BANGKOK - The remaining 55 MPs of Thailand's now-defunct Future Forward Party launched a new group - Move Forward - on Sunday (March 8), two weeks after the original party's dissolution.
"We will register the new party next week. The meeting has voted for me as the interim leader of the MPs," Mr Pita Limjaroenrat, 38, the leader of the group, told a briefing.
Mr Pita vowed to continue the work of Future Forward but without involving its former leaders: "The principles (of Future Forward) will not change, but it will be our own journey and our own decisions.
"We will still work against the extended power of the junta. After all, these are our common goals from the beginning."
Move Forward will continue to push five Bills proposed by Future Forward, Mr Pita added.
These relate to the revocation of 17 orders by the military junta in power from the 2014 coup until the first half of last year, revisions to labour laws, an end to conscription and to monopoly in the liquor industry and the clean air act.

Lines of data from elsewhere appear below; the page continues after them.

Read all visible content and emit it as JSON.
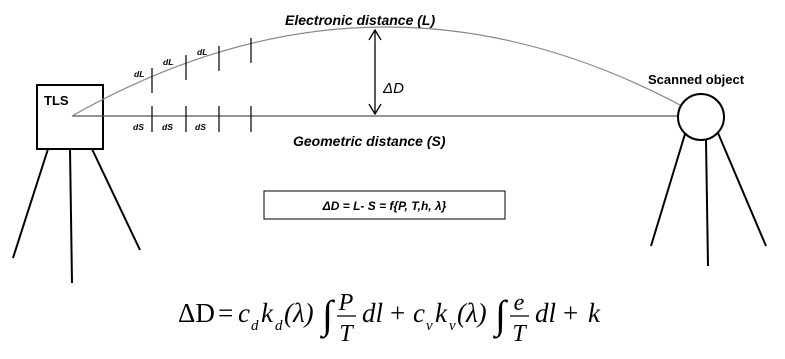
{
  "labels": {
    "tls": "TLS",
    "scanned_object": "Scanned object",
    "electronic_distance": "Electronic distance (L)",
    "geometric_distance": "Geometric distance (S)",
    "delta_d": "ΔD",
    "dl_1": "dL",
    "dl_2": "dL",
    "dl_3": "dL",
    "ds_1": "dS",
    "ds_2": "dS",
    "ds_3": "dS"
  },
  "formula_box": "ΔD = L- S = f{P, T,h, λ}",
  "main_formula": {
    "lhs": "ΔD",
    "eq1": "=",
    "c_d": "c",
    "c_d_sub": "d",
    "k_d": "k",
    "k_d_sub": "d",
    "lambda1": "(λ)",
    "int1": "∫",
    "frac1_num": "P",
    "frac1_den": "T",
    "dl1": "dl",
    "plus1": "+",
    "c_v": "c",
    "c_v_sub": "v",
    "k_v": "k",
    "k_v_sub": "v",
    "lambda2": "(λ)",
    "int2": "∫",
    "frac2_num": "e",
    "frac2_den": "T",
    "dl2": "dl",
    "plus2": "+",
    "k_const": "k"
  },
  "colors": {
    "stroke": "#000000",
    "curve": "#888888",
    "text": "#000000"
  }
}
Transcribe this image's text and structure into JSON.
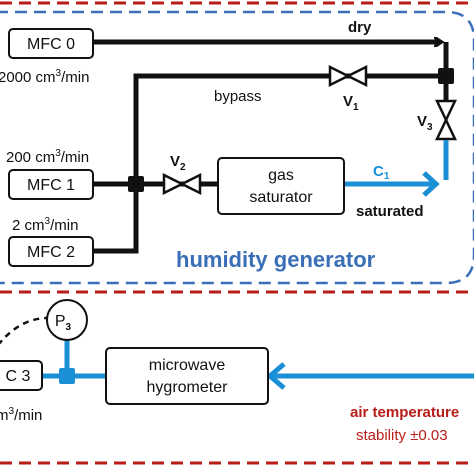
{
  "colors": {
    "black_line": "#111111",
    "blue_line": "#1a8fd6",
    "dashed_blue": "#3a6fb8",
    "dashed_red": "#b81d18",
    "text_blue": "#3a6fb8",
    "text_red": "#b81d18"
  },
  "boxes": {
    "mfc0": "MFC 0",
    "mfc1": "MFC 1",
    "mfc2": "MFC 2",
    "mfc3": "C 3",
    "saturator_line1": "gas",
    "saturator_line2": "saturator",
    "hygrometer_line1": "microwave",
    "hygrometer_line2": "hygrometer",
    "pressure_sensor": "P",
    "pressure_sensor_sub": "3"
  },
  "labels": {
    "flow_mfc0": "2000 cm",
    "flow_mfc0_sup": "3",
    "flow_mfc0_unit": "/min",
    "flow_mfc1": "200 cm",
    "flow_mfc1_sup": "3",
    "flow_mfc1_unit": "/min",
    "flow_mfc2": "2 cm",
    "flow_mfc2_sup": "3",
    "flow_mfc2_unit": "/min",
    "flow_mfc3": "m",
    "flow_mfc3_sup": "3",
    "flow_mfc3_unit": "/min",
    "dry": "dry",
    "bypass": "bypass",
    "saturated": "saturated",
    "c1": "C",
    "c1_sub": "1",
    "v1": "V",
    "v1_sub": "1",
    "v2": "V",
    "v2_sub": "2",
    "v3": "V",
    "v3_sub": "3",
    "humidity_generator": "humidity generator",
    "air_temperature": "air temperature",
    "stability": "stability ±0.03"
  }
}
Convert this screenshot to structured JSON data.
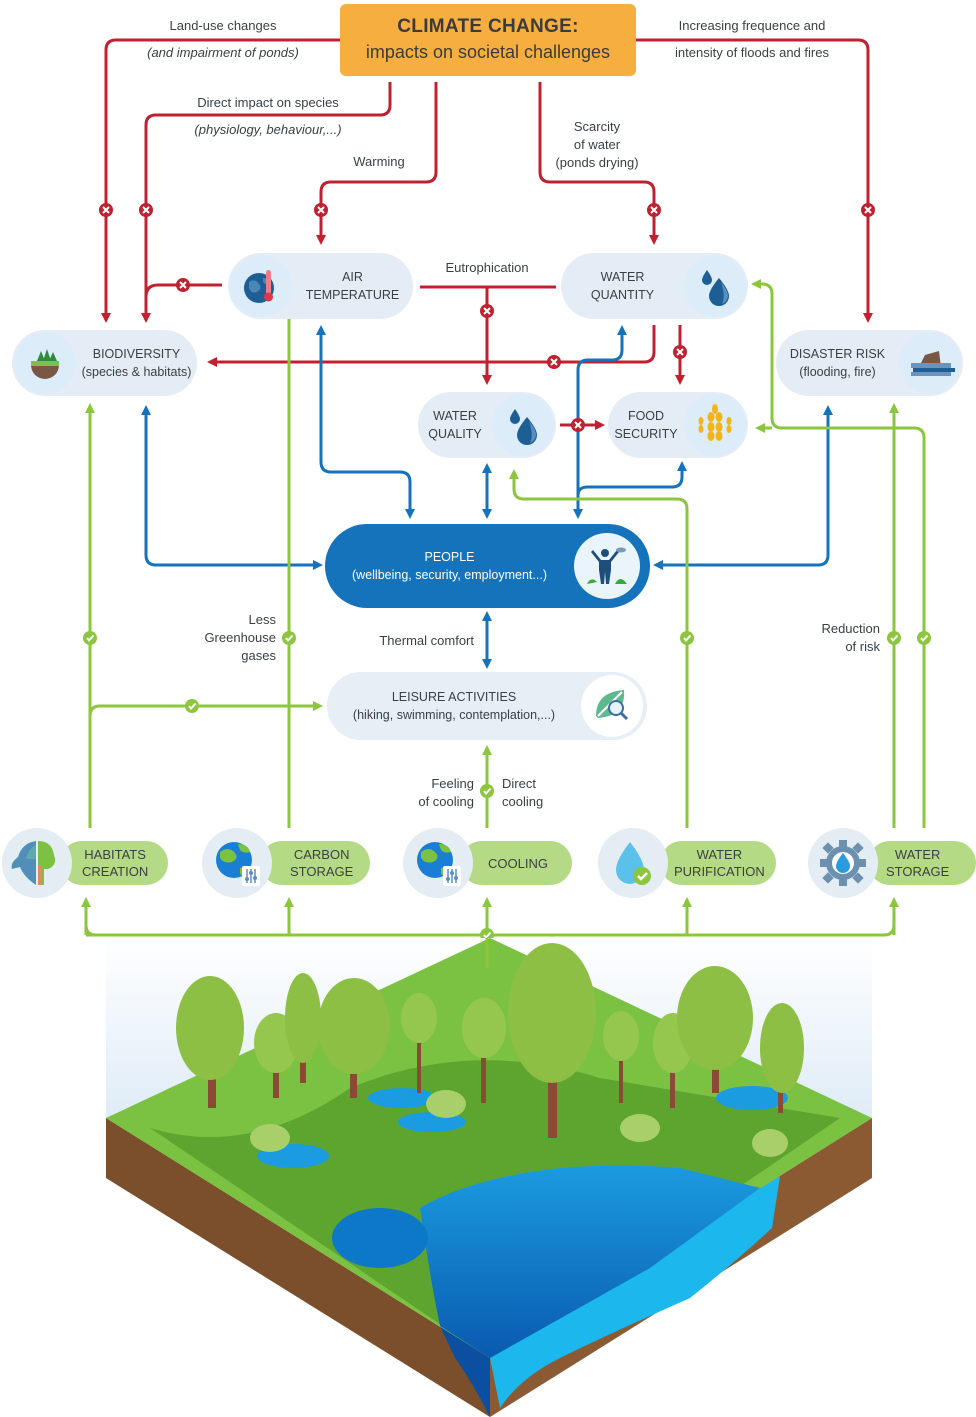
{
  "title": {
    "line1": "CLIMATE CHANGE:",
    "line2": "impacts on societal challenges"
  },
  "edge_labels": {
    "land_use_1": "Land-use changes",
    "land_use_2": "(and impairment of ponds)",
    "direct_impact_1": "Direct impact on species",
    "direct_impact_2": "(physiology, behaviour,...)",
    "warming": "Warming",
    "scarcity_1": "Scarcity",
    "scarcity_2": "of water",
    "scarcity_3": "(ponds drying)",
    "floods_1": "Increasing frequence and",
    "floods_2": "intensity of floods and fires",
    "eutrophication": "Eutrophication",
    "less_ghg_1": "Less",
    "less_ghg_2": "Greenhouse",
    "less_ghg_3": "gases",
    "thermal_comfort": "Thermal comfort",
    "reduction_risk_1": "Reduction",
    "reduction_risk_2": "of risk",
    "feeling_cooling_1": "Feeling",
    "feeling_cooling_2": "of cooling",
    "direct_cooling_1": "Direct",
    "direct_cooling_2": "cooling"
  },
  "nodes": {
    "air_temperature": {
      "line1": "AIR",
      "line2": "TEMPERATURE",
      "icon": "globe-thermometer-icon"
    },
    "water_quantity": {
      "line1": "WATER",
      "line2": "QUANTITY",
      "icon": "water-drops-icon"
    },
    "biodiversity": {
      "line1": "BIODIVERSITY",
      "line2": "(species & habitats)",
      "icon": "forest-soil-icon"
    },
    "disaster_risk": {
      "line1": "DISASTER RISK",
      "line2": "(flooding, fire)",
      "icon": "flooded-house-icon"
    },
    "water_quality": {
      "line1": "WATER",
      "line2": "QUALITY",
      "icon": "water-drops-icon"
    },
    "food_security": {
      "line1": "FOOD",
      "line2": "SECURITY",
      "icon": "wheat-icon"
    },
    "people": {
      "line1": "PEOPLE",
      "line2": "(wellbeing, security, employment...)",
      "icon": "person-cheering-icon"
    },
    "leisure": {
      "line1": "LEISURE ACTIVITIES",
      "line2": "(hiking, swimming, contemplation,...)",
      "icon": "leaf-magnifier-icon"
    }
  },
  "services": [
    {
      "line1": "HABITATS",
      "line2": "CREATION",
      "icon": "turtle-tree-icon"
    },
    {
      "line1": "CARBON",
      "line2": "STORAGE",
      "icon": "globe-sliders-icon"
    },
    {
      "line1": "COOLING",
      "line2": "",
      "icon": "globe-sliders-icon"
    },
    {
      "line1": "WATER",
      "line2": "PURIFICATION",
      "icon": "drop-check-icon"
    },
    {
      "line1": "WATER",
      "line2": "STORAGE",
      "icon": "gear-drop-icon"
    }
  ],
  "legend_colors": {
    "negative_impact": "#c0202f",
    "societal_link": "#1473bb",
    "positive_service": "#8cc63f",
    "title_box": "#f6ae3f",
    "node_bg": "#e4edf6",
    "service_bg": "#b5da85"
  },
  "illustration": {
    "subject": "isometric pond landscape with trees, reeds and water cross-section"
  }
}
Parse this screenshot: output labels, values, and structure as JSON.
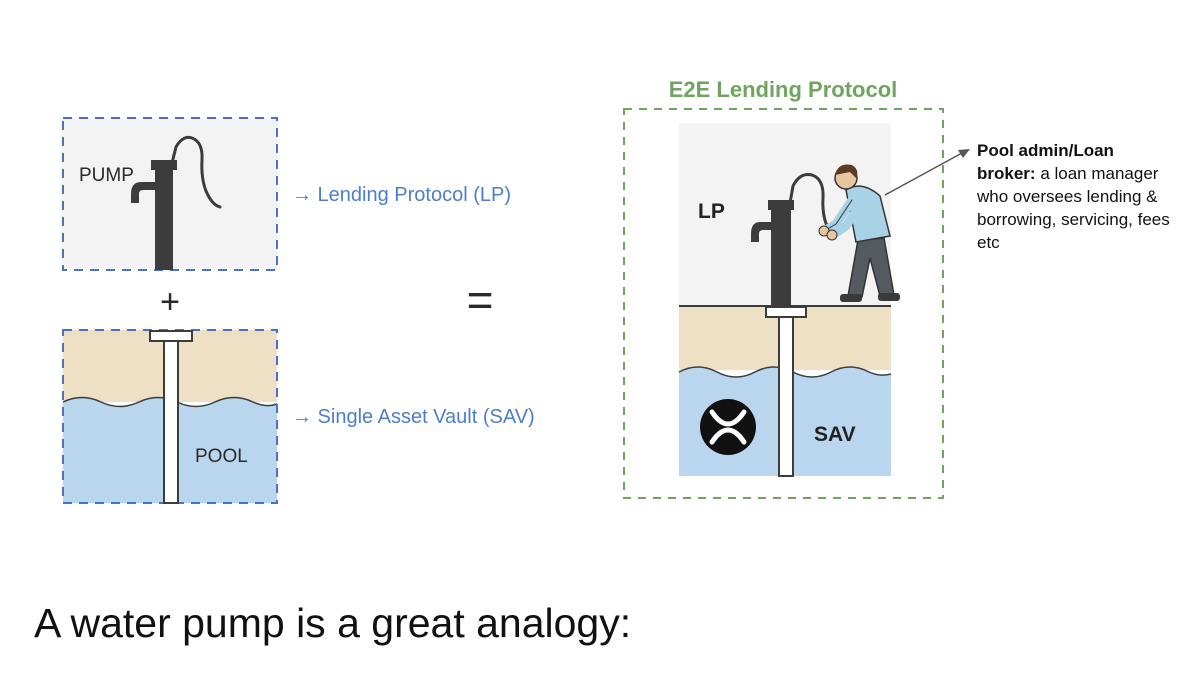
{
  "diagram": {
    "pump_label": "PUMP",
    "plus_sign": "+",
    "pool_label": "POOL",
    "lp_arrow_text": "→ Lending Protocol (LP)",
    "sav_arrow_text": "→ Single Asset Vault (SAV)",
    "equals_sign": "=",
    "e2e_title": "E2E Lending Protocol",
    "lp_label": "LP",
    "sav_label": "SAV",
    "broker_bold": "Pool admin/Loan broker:",
    "broker_text": "a loan manager who oversees lending & borrowing, servicing, fees etc",
    "xrp_logo": "xrp-logo-icon"
  },
  "caption": "A water pump is a great analogy:",
  "colors": {
    "box_bg": "#f3f3f3",
    "sand": "#ede0c4",
    "water": "#b9d6ee",
    "blue_dash": "#4a72c4",
    "green_dash": "#6fa560",
    "green_title": "#6fa560",
    "link_text": "#4d7ecb",
    "shirt": "#a8d3e6",
    "pants": "#555a60"
  }
}
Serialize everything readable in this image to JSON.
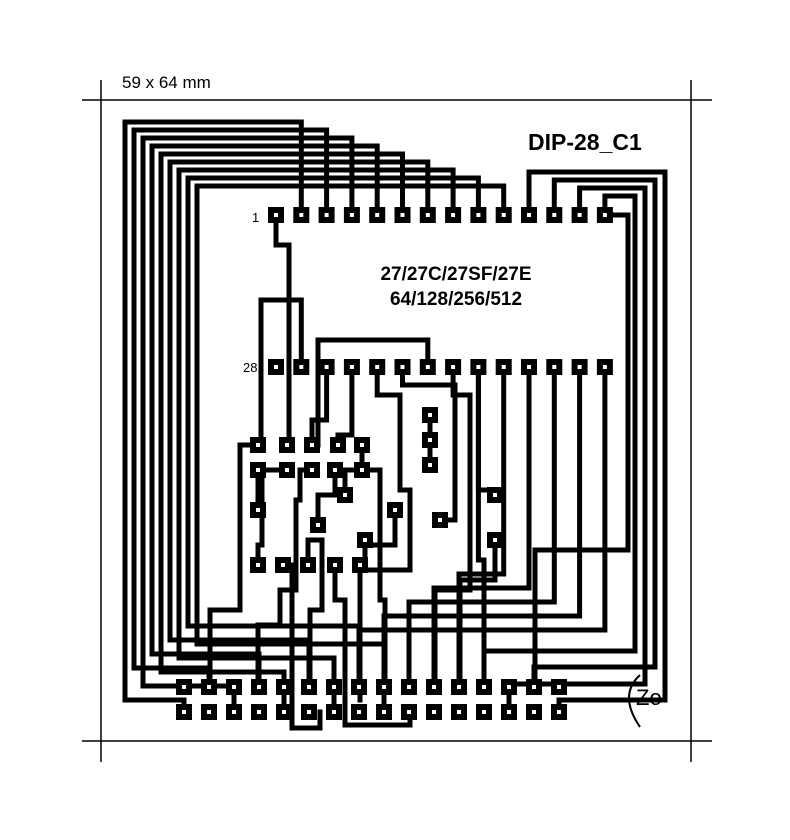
{
  "board": {
    "dimension_label": "59 x 64 mm",
    "name": "DIP-28_C1",
    "chip_types": "27/27C/27SF/27E",
    "chip_sizes": "64/128/256/512",
    "pin1_label": "1",
    "pin28_label": "28",
    "logo_text": "Zo"
  }
}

Working groups will be set up to tackle pressing issues such as a weak economy and the coronavirus outbreak. Thailand has reported 50 confirmed cases and one death.
The economy is of deep concern after GDP grew 2.4 per cent last year - the slowest pace in five years.
The new party's launch came just over two weeks after Future Forward, the second biggest opposition group, was dissolved by the Constitutional Court over former leader Thanathorn Juangroonruangkit's loans to the party.
The move also banned 11 MPs who were party executives from politics for 10 years. The remaining MPs must seek membership in other parties within 60 days.
Nine MPs defected to a government coalition party a few days after the dissolution.
Mr Pita said he is confident all remaining MPs will stand united: "We will be a leaner party. But our quality will not decrease."
Even with 55 MPs, the party, once it is officially registered, will be the second-largest opposition group in Parliament.
Thailand has a track record of opposition parties being dissolved but Mr Pita said he was not concerned that this could happen to the new party. He said: "I have a strong team behind me. We have learnt our lessons."
In March last year, Thai Raksa Chart Party, which was linked to Pheu Thai, the biggest opposition party, was dissolved by the same court for nominating the Thai King's sister, Princess Ubolratana, as its prime ministerial candidate.
It remains to be seen if Move Forward will win the same level of voter support Future Forward enjoyed.
"It is undeniable that Mr Pita will still need to rely on the reputation of Mr Thanathorn and Mr Piyabutr (Saengkanokkul), while transiting from the first generation to the second one," said Assistant Professor Wanwichit Boonprong, a political scientist at Rangsit University, referring to former Future Forward party leader and secretary-general, who have been disqualified and banned from politics.
Future Forward quickly gained popularity among young people for its anti-junta stance and promotion of transparency and progressive issues after being formed in 2018. It won 81 seats in last year's general election, even though none of its members had run for office before.
With the future being uncertain, Prof Wanwichit believes Move Forward will survive and receive support, particularly since the government is suffering from "a crisis of faith" in the light of the worsening economy and criticisms of its handling of the coronavirus outbreak.
The government has been plagued by complaints about the shortage of masks and mixed messages about the quarantine of people travelling from high-risk countries.
The opposition now controls 215 seats in Parliament and the ruling coalition headed by former junta leader Prayut Chan-o-cha has 273.